Predictors of Selection of K65R Mutation: Tenofovir Use and Lack of Thymidine Analogue Mutations

The rate of K65R increased from 0.6% in 1999 to 11.5% in 2004. The recognition of K65R correlated negatively with the presence of thymidine analogue mutations (TAMs) but positively with Q151M.

High rates of early virological failure associated with the emergence of the K65R mutation at the HIV-1 reverse transcriptase gene have recently been reported among HIV-infected patients on tenofovir-containing triple nucleos(t)ide regimens.

Data from large genotypic databases have shown that K65R is quite uncommon, although its rate might be increasing. K65R is selected in vitro by tenofovir, zalcitabine (Hivid), didanosine (Videx), stavudine (Zerit) and abacavir (Ziagen).

In vivo, tenofovir, abacavir and didanosine have been shown to select the K65R mutation. Although K65R reduces the susceptibility to tenofovir and to a lesser extent affects the activity of other nucleoside analogues such as abacavir, didanosine and lamivudine (Epivir), it retains the activity of zidovudine (Retrovir).

Therefore, viruses carrying K65R show broad cross-resistance to nucleos(t)ide reverse transcriptase inhibitors.

Data about the rate of K65R and its association with other nucleoside analogue resistance mutations are scarce. In the present study, researchers describe the rate of K65R in a large database of genotypic drug resistance reports in a reference hospital in Madrid, Spain. Its association with other reverse transcriptase resistance mutations is further described.

Results

A total of 53 specimens showed K65R, providing an overall rate of 2.9%. None of drug-naive individuals showed K65R. The rate of K65R significantly increased over time among treatment-experienced patients, from 0.6% in 1999 to 11.5% in the first trimester of 2004.

As other groups have shown, the selection of K65R is significantly associated with the use of tenofovir. The incidence of this mutation has increased in recent times, presumably as a result of the increasing use of tenofovir in clinical practice.

However, as was shown in our study, other nucleoside combinations may also favour the selection of K65R, although it appears to occur more rarely. In our analysis, K65R was particularly frequent among patients failing tenofovir/didanosine-based combinations, but this may indirectly reflect the fact that a large group of patients in our institution have been exposed to this combination during the past 2 years.

The frequent selection of M184V along with K65R results in a novel multi-nucleoside-resistant genotype, although it may provide in vitro an increased susceptibility to zidovudine and perhaps to stavudine.
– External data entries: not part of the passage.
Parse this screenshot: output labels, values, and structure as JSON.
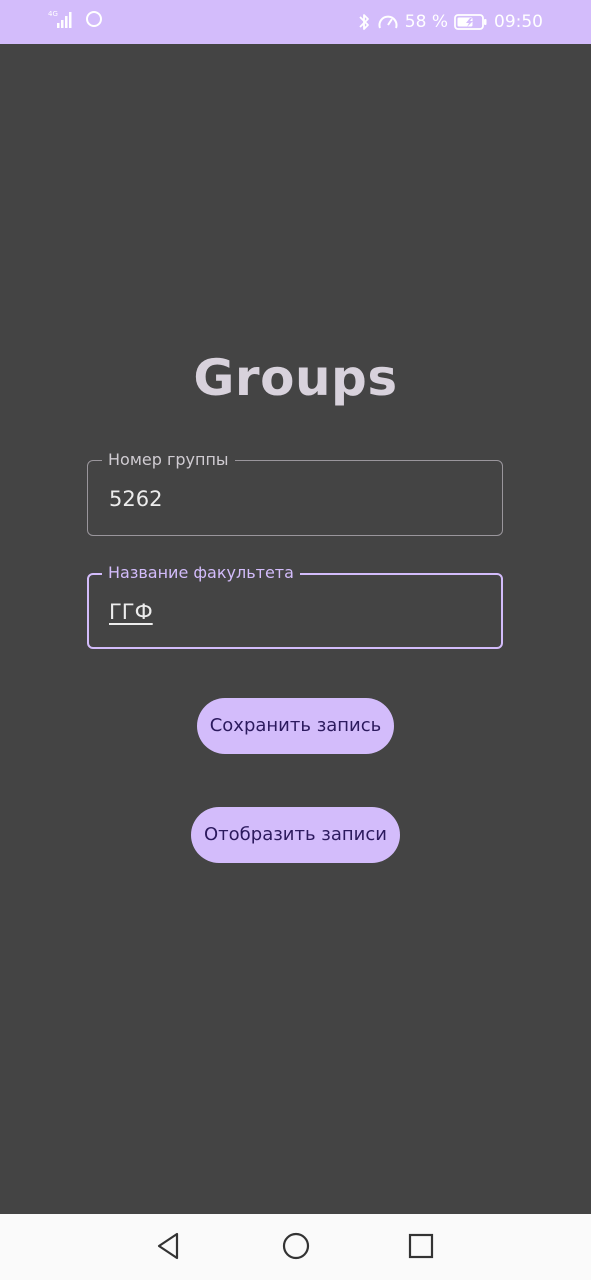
{
  "status_bar": {
    "network_label": "4G",
    "battery_percent_text": "58 %",
    "time": "09:50",
    "icons": [
      "signal-icon",
      "sync-icon",
      "bluetooth-icon",
      "speedometer-icon",
      "battery-icon"
    ]
  },
  "page": {
    "title": "Groups"
  },
  "form": {
    "group_number": {
      "label": "Номер группы",
      "value": "5262"
    },
    "faculty_name": {
      "label": "Название факультета",
      "value": "ГГФ"
    }
  },
  "buttons": {
    "save_label": "Сохранить запись",
    "show_label": "Отобразить записи"
  },
  "nav_bar": {
    "icons": [
      "back-icon",
      "home-icon",
      "recents-icon"
    ]
  },
  "colors": {
    "accent": "#d3bcfb",
    "background": "#444444",
    "button_text": "#2c1a5e",
    "title": "#d8d2dc"
  }
}
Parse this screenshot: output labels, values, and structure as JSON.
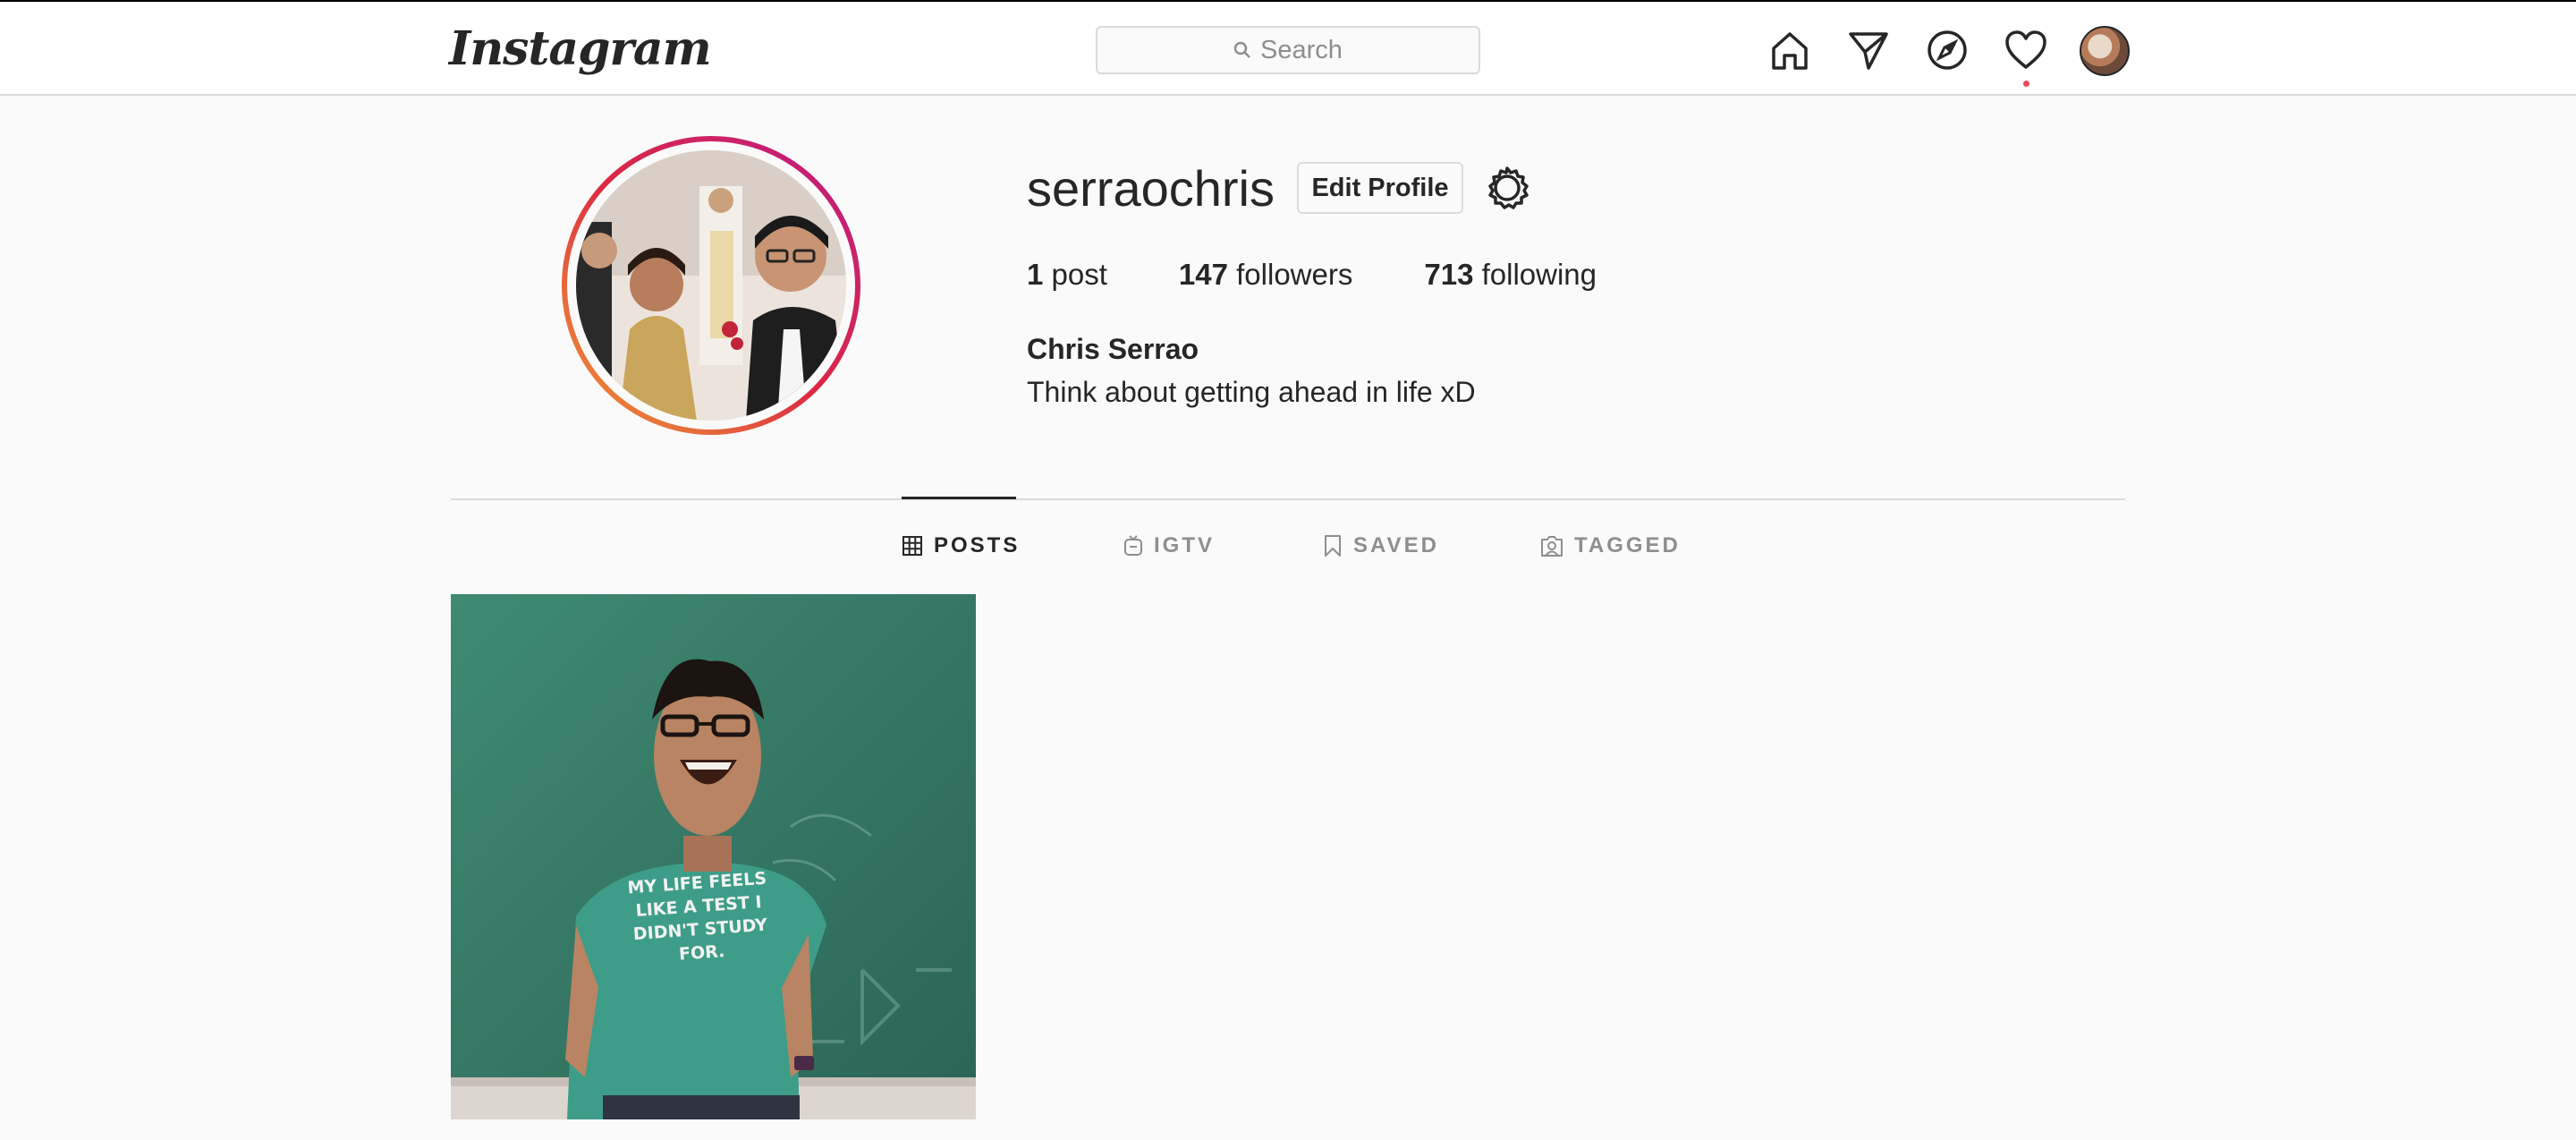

Clinical data are needed to clarify to what extent the K65R+M184V genotype compromises the activity of nucleoside analogues. This information may be particularly relevant given that tenofovir is now widely used with lamivudine, and single pills containing tenofovir and emtricitabine (Emtriva) are expected to be available soon.

Conclusions

In conclusion, the authors write, “The rate of K65R has increased significantly over the past 5 years among treatment-experienced patients, and currently is above 10%. This fact is directly related to the wide use of tenofovir in clinical practice.”

“Given the antagonism between K65R and TAM, further clinical studies assessing the benefit of using combination nucleoside analogues driving these different resistance pathways should be conducted.”

Service of Infectious Diseases, Hospital Carlos III, Madrid, Spain.

10/18/04

Reference
L Valer and others. Predictors of selection of K65R: tenofovir use and lack of thymidine analogue mutations. AIDS 18(15): 2094-2096. October 21, 2004.